Redford is discovering methods that can be applied to the clinical and medical settings of the future deeply penetrating optical brain imaging, especially to help determine brain health. For cognitive decline, neurodygenettive diseases, brain fog, and a set of widespread, hard-to-quantified conditions such as brain fog, and convention, hospitals usually use questionnaires to determine brain function. Radford says, “(there) there is no real biomarker how brain is health and how it develops over time.” Optical imaging equipment that can reach the deeper brain can provide more accessible and deterministic method to identify hard-and-quantify conditions.

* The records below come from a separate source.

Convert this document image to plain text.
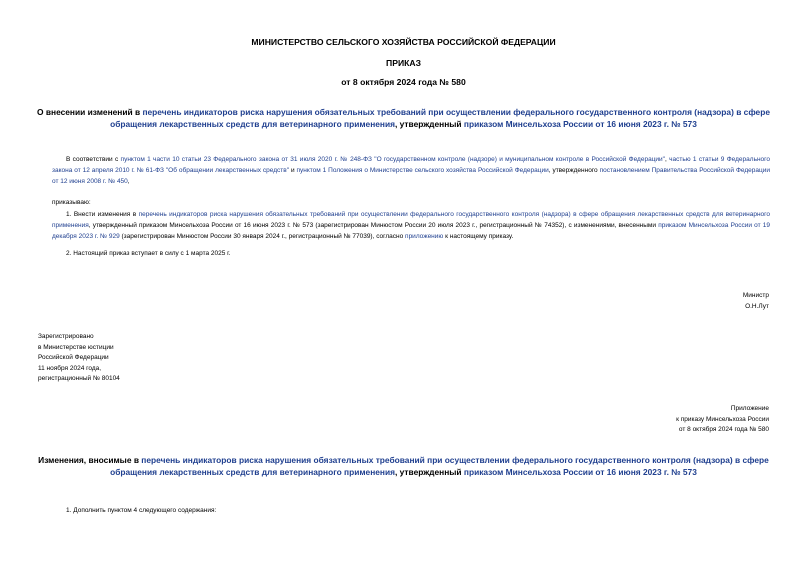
МИНИСТЕРСТВО СЕЛЬСКОГО ХОЗЯЙСТВА РОССИЙСКОЙ ФЕДЕРАЦИИ
ПРИКАЗ
от 8 октября 2024 года № 580
О внесении изменений в перечень индикаторов риска нарушения обязательных требований при осуществлении федерального государственного контроля (надзора) в сфере обращения лекарственных средств для ветеринарного применения, утвержденный приказом Минсельхоза России от 16 июня 2023 г. № 573
В соответствии с пунктом 1 части 10 статьи 23 Федерального закона от 31 июля 2020 г. № 248-ФЗ "О государственном контроле (надзоре) и муниципальном контроле в Российской Федерации", частью 1 статьи 9 Федерального закона от 12 апреля 2010 г. № 61-ФЗ "Об обращении лекарственных средств" и пунктом 1 Положения о Министерстве сельского хозяйства Российской Федерации, утвержденного постановлением Правительства Российской Федерации от 12 июня 2008 г. № 450,
приказываю:
1. Внести изменения в перечень индикаторов риска нарушения обязательных требований при осуществлении федерального государственного контроля (надзора) в сфере обращения лекарственных средств для ветеринарного применения, утвержденный приказом Минсельхоза России от 16 июня 2023 г. № 573 (зарегистрирован Минюстом России 20 июля 2023 г., регистрационный № 74352), с изменениями, внесенными приказом Минсельхоза России от 19 декабря 2023 г. № 929 (зарегистрирован Минюстом России 30 января 2024 г., регистрационный № 77039), согласно приложению к настоящему приказу.
2. Настоящий приказ вступает в силу с 1 марта 2025 г.
Министр
О.Н.Лут
Зарегистрировано
в Министерстве юстиции
Российской Федерации
11 ноября 2024 года,
регистрационный № 80104
Приложение
к приказу Минсельхоза России
от 8 октября 2024 года № 580
Изменения, вносимые в перечень индикаторов риска нарушения обязательных требований при осуществлении федерального государственного контроля (надзора) в сфере обращения лекарственных средств для ветеринарного применения, утвержденный приказом Минсельхоза России от 16 июня 2023 г. № 573
1. Дополнить пунктом 4 следующего содержания:
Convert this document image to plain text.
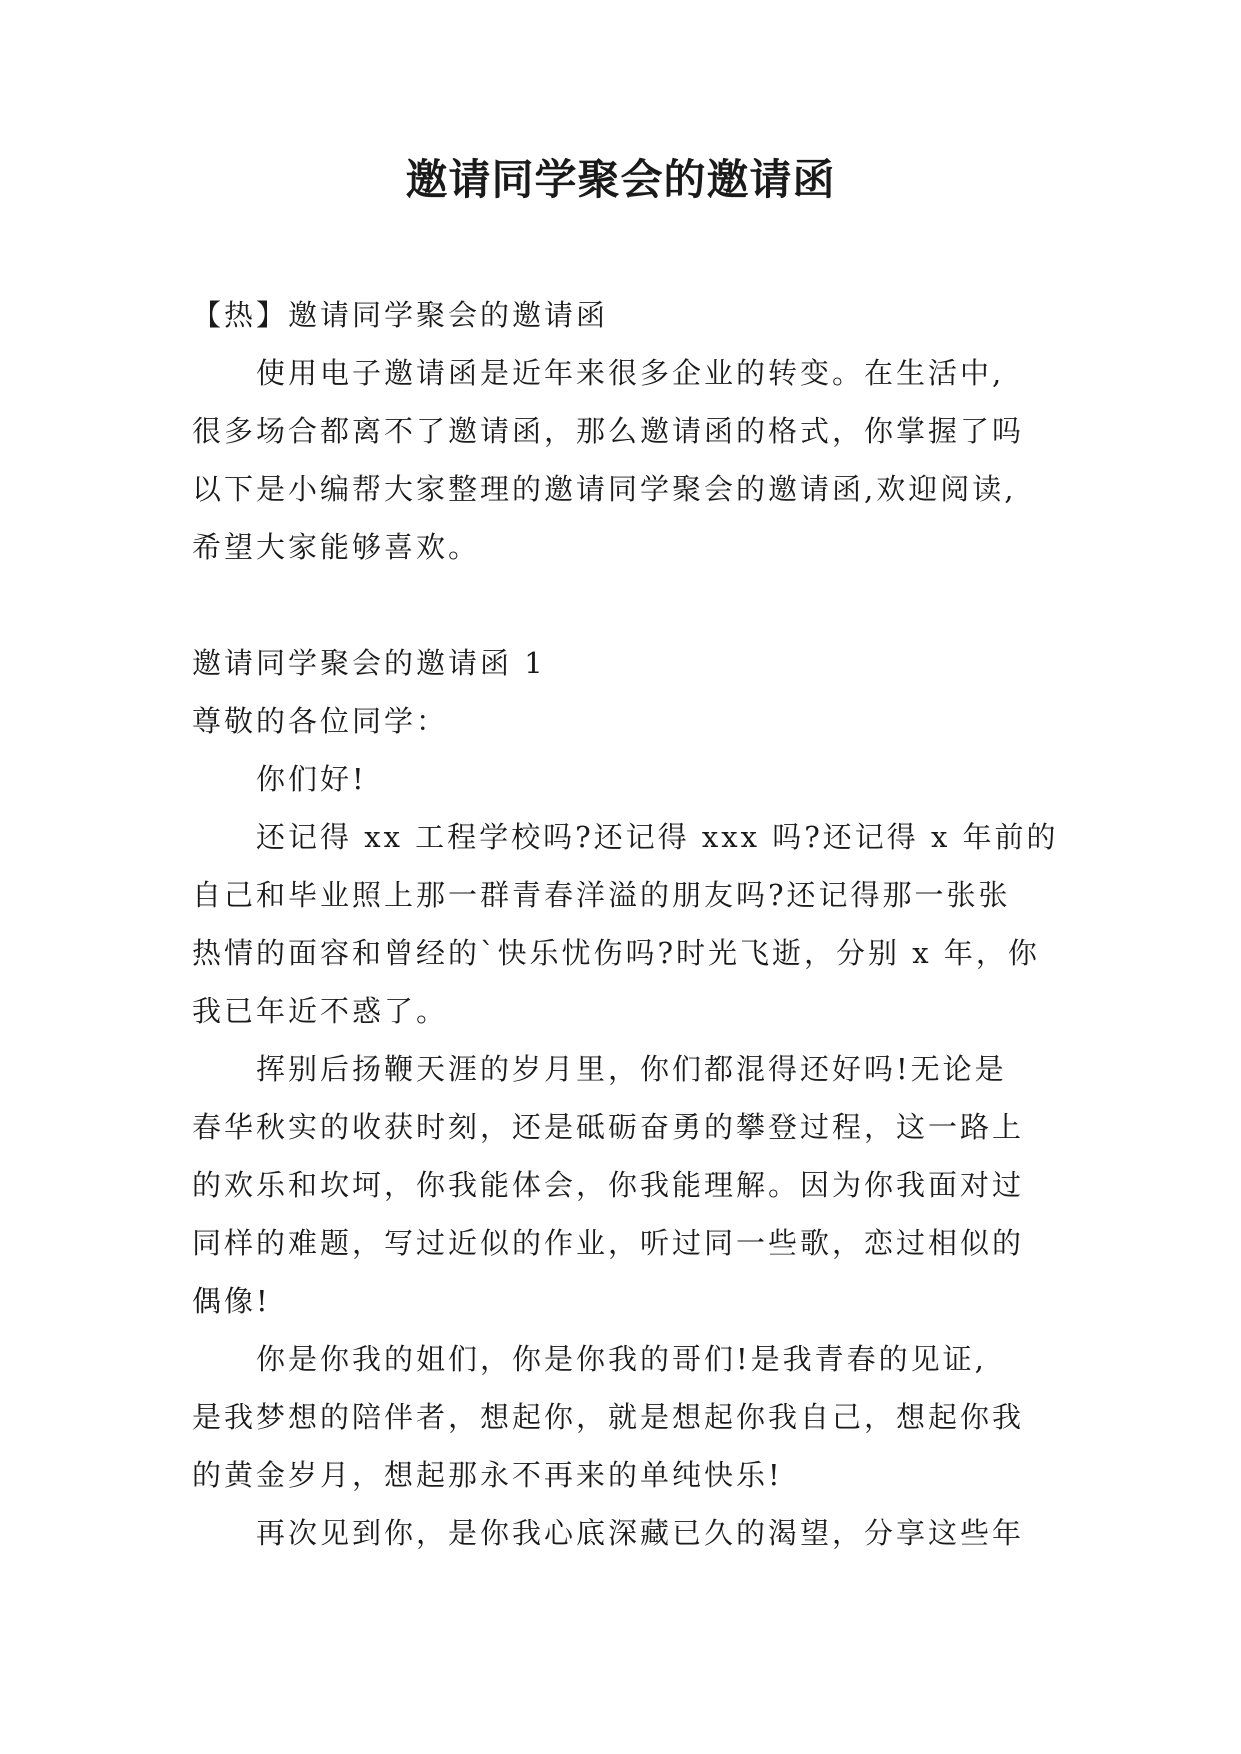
邀请同学聚会的邀请函

【热】邀请同学聚会的邀请函

使用电子邀请函是近年来很多企业的转变。在生活中,

很多场合都离不了邀请函，那么邀请函的格式，你掌握了吗

以下是小编帮大家整理的邀请同学聚会的邀请函,欢迎阅读,

希望大家能够喜欢。

邀请同学聚会的邀请函 1

尊敬的各位同学：

你们好!

还记得 xx 工程学校吗?还记得 xxx 吗?还记得 x 年前的

自己和毕业照上那一群青春洋溢的朋友吗?还记得那一张张

热情的面容和曾经的`快乐忧伤吗?时光飞逝，分别 x 年，你

我已年近不惑了。

挥别后扬鞭天涯的岁月里，你们都混得还好吗!无论是

春华秋实的收获时刻，还是砥砺奋勇的攀登过程，这一路上

的欢乐和坎坷，你我能体会，你我能理解。因为你我面对过

同样的难题，写过近似的作业，听过同一些歌，恋过相似的

偶像!

你是你我的姐们，你是你我的哥们!是我青春的见证,

是我梦想的陪伴者，想起你，就是想起你我自己，想起你我

的黄金岁月，想起那永不再来的单纯快乐!

再次见到你，是你我心底深藏已久的渴望，分享这些年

Another application is interest in Redford, which is a rapid diagnosis of stroke. Curiously identifying and treating strokes before severe neurological damage is currently dependent on the ability to obtain CT scans and MRI within several hours to determine the exact cause of stroke. But such scans are expensive, which makes that treatment less accessible. Determining stroke treatment without knowing the reason, however, may have fatal consequences. A bedside brain scanner can quickly and cheap the cause of stroke using optical brain imaging methods, which can lead to rapid diagnosis and treatment.
Redford is excited that expensive, deep penetrating imaging equipment versus cheaper but shallow sensor’s difficulty business starts breaking up. Physicians and researchers “did not feel that they could use (brain imaging) because they have always thought that using MRI is out of question … Now (MRI) is not a question, it is exciting to talk to physicians and … find out its various possible uses to help them in their diagnosis and their treatment,” they say.
However, there are obstacles that still need to remove technology to be successful in a clinical setting. For one, the study himself did not image the deep brain; It only sent through photon. “The technique still has a long way to go, it is still in its early stages,” says Horstmeyer. Another obstacle subjects would vary in head anatomical science – the experiment from eight volunteers tested, the group of Redford was only able to detect an indication for a participant with fair skin and no hair.
“When you cross the head in all ways, you are at such a low light level that just your skin color or your skull thickness or the hairstyle you have can make a difference of being able to find out,” Horstmeyer says.
Redford feels that the power and beam of the laser may be a way to remove the variation in human anatomy by changing the shape, but he admits that those changes can cause problems with spatial resolution. This is “still a unresolved problem, in my mind,” he says.
Despite these challenges, Redford insisted that the purpose of the study was to show that transporting photons through the entire human head is physically possible. “The matter of measurement is to show what was considered impossible, we have shown possible. And hope … which can inspire the next generation of these devices,” they say.